At the 2007 National AIA Convention (San Antonio, TX), Kim and Waldrep co-presented a session entitled Speed Mentoring: Developing You, an Emerging Professional and over 100 attendees participated - representing the spectrum of interns to senior leadership. After a brief overview of mentorship and the available resources, this interactive session required attendees to participate in a live demonstration of the program. They were asked to stand in a line based on their number of years in the profession. Then the line was folded in half and individuals were asked to move their chairs to face one another. A bell was rung at which time the two facing individuals traded business cards, introduced themselves and shared what they were looking for in a mentoring relationship. At five minutes, the bell was rung again and one row of people moved two seats down. This process was repeated four times. While they were not asked to rank their top choices, the idea was that if this exercise were repeated at a local chapter or in a large office, the interns could rank their mentor preferences. And likewise, the mentor could rank their preferences for a protégé – hopefully resulting in a better mentor match.
The session was a success and was subsequently repeated at two National AIA Conventions (Boston and San Francisco). More importantly, the participants took the idea home to implement in various settings.

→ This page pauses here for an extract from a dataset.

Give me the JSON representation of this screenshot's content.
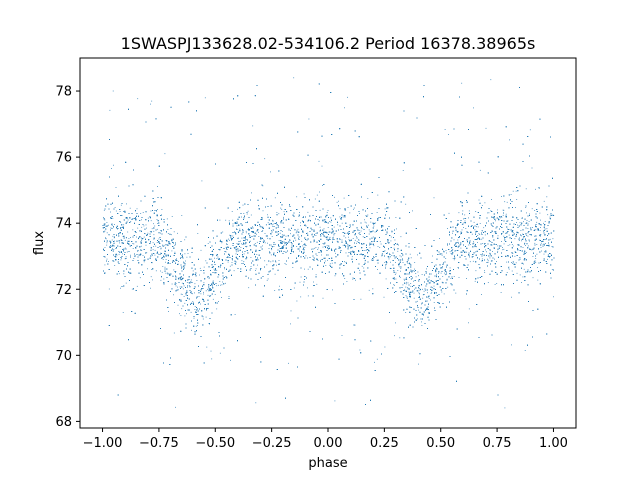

==Speed mentoring sponsors==
Some universities have also established speed mentoring events including:
- University of Kentucky, which has also developed a mentorship tool kit.
- City College of New York
- California Polytechnic State University (San Luis Obispo)
- University of Maryland
- University of California - Berkeley.

Other industries in which speed mentoring events have been publicized include:
- International Interior Design Association (NY Chapter) – Oct 10, 2012 (Annual)
- NEWH (Hospitality Industry Network)
- American Society of Media Photographers
- Information Architecture Institute
- Wings of Hope (UK)
- Women of the World Festivals (UK)

==Advantages and disadvantages==
Speed networking has advantages over typical meet-and-greet events.

===For participants ===
Speed networking facilitates the meeting of individuals who may not have had the opportunity to exchange information without a structured environment. Each attendee is "guaranteed to meet more people than [he/she] typically would using traditional networking during the same amount of time." It relieves participants of the stress of introductions as attendees all have a single purpose. It rids the awkward "exit" by having time limits – no need to find a way to bow out of a conversation gracefully – and therefore increases the number of potential new meets.

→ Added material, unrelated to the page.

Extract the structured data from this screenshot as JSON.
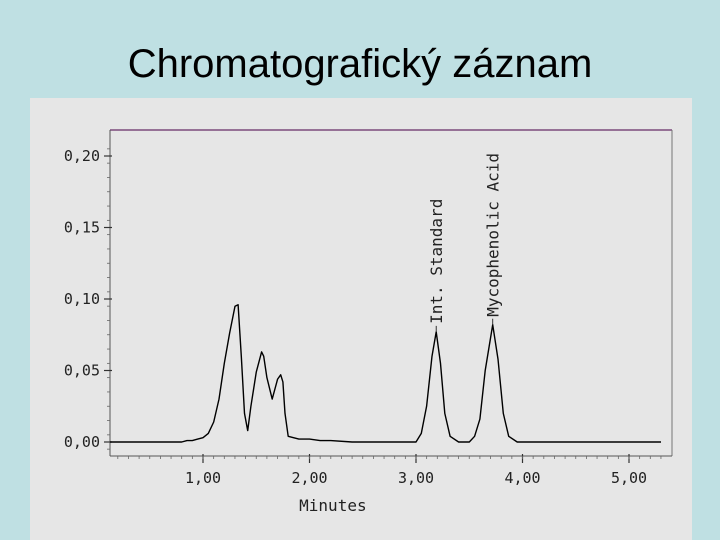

However, there are also risks for attendees, and these relate to an unfortunate perception that a business relationship can also be speed-tracked, as well as a misconception that quantity is of prime importance. Members still need to take time to develop relationships with individual fellow members outside the networking event and the importance of this cannot be overestimated. Other principles of good networking, such as an attitude of giving, not pushing, business cards or marketing material at people, for example, still stand. People can not just drop in during a round robin event as it disrupts the flow and matching.

===For hosts===
Speed networking positions the host as an expert in information exchange and business leadership. It adds value to organizations whose structure is innate to business mingling, like alumni associations and chambers of commerce.

The different speed networking models have their own benefits. Group-based speed networking, for example, provides the opportunity to meet a maximum number of people with less stress on the participant or repetition of one's personal information.